From writer-director Emily Mortimer, and based on Nancy Mitford’s beloved novel of the same name, “The Pursuit of Love” follows narrator Fanny Logan (Emily Beecham) and her cousin and best friend Linda Radlett (Lily James) from their late teens through their early 30s. Linda, who grew up in a secluded manor under the rule of her tyrannical father, wants to fall in love — that’s her raison d’être. Abandoned by her flighty mother and raised by a kind aunt, Fanny seems to want more — education, career, freedom — but is mostly wrapped up in Linda’s story, a la Nick Carraway. If you haven’t guessed already, Linda is sexy, passionate, and impulsive, while Fanny is shy, steadfast, and bookish.
Throughout the the three-part narrative, Linda searches for her soulmate and becomes involved with three very different men. (She also parties a lot, dabbles in Communism, and excels at looking effortlessly glamorous 24/7.) Fanny sticks with one man, her husband, and settles into a life of domesticity — something she grows more and more disillusioned with, especially when she compares it to Linda’s adventures. In the background, fascism spreads across Europe, Hitler gains power, and WWII approaches.

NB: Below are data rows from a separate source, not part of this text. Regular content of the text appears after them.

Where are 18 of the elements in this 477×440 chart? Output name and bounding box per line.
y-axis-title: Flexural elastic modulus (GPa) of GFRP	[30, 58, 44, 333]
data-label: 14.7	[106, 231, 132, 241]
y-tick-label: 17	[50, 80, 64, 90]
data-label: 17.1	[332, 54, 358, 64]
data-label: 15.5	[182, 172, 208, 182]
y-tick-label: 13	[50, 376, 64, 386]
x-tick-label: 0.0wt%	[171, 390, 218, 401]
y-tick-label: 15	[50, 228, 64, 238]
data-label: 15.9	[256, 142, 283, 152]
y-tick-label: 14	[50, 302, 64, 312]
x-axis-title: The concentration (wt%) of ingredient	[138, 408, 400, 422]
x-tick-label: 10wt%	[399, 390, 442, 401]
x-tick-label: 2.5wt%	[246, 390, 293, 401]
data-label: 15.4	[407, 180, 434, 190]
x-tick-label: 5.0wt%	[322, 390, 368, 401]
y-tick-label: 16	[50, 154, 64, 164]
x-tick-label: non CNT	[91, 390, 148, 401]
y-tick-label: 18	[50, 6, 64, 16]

That real-world darkness mirrors the evolution of Linda and Fanny’s relationship. While they never completely lose touch, things become more strained between them as they grow up. Fanny’s irritated by Linda’s selfishness, her lack of commitment, her tendency to drop everything for a man’s attention. Linda is hurt by Fanny’s judgment, and considers her cousin’s family-focused life boring. Neither woman is right, and neither is wrong; they are both flawed yet very sympathetic. The wild woman/timid woman dichotomy between them is tiresome, and “The Pursuit of Love” is well aware of it. By the end of the story, Linda and Fanny are just as fed up with their labels as the viewer. Yes, Linda is bohemian and Fanny is conventional — but they are both so much more than that.
Mortimer’s take on “The Pursuit of Love” isn’t quite as subversive as it thinks it is — it’s still a period piece based on a book published in the ’40s, despite the Sleater-Kinney needle drops. Even though it doesn’t completely dismantle the boxes the cousins have been put into as characters, it does actively push back against them. Ultimately, the narrative is hopeful that, one day, women will be seen as more than just a “Linda” or a “Fanny.” If only the actual Linda and Fanny had been afforded that luxury.
“The Pursuit of Love” is now available on Amazon Prime Video. It previously aired on BBC One in the U.K.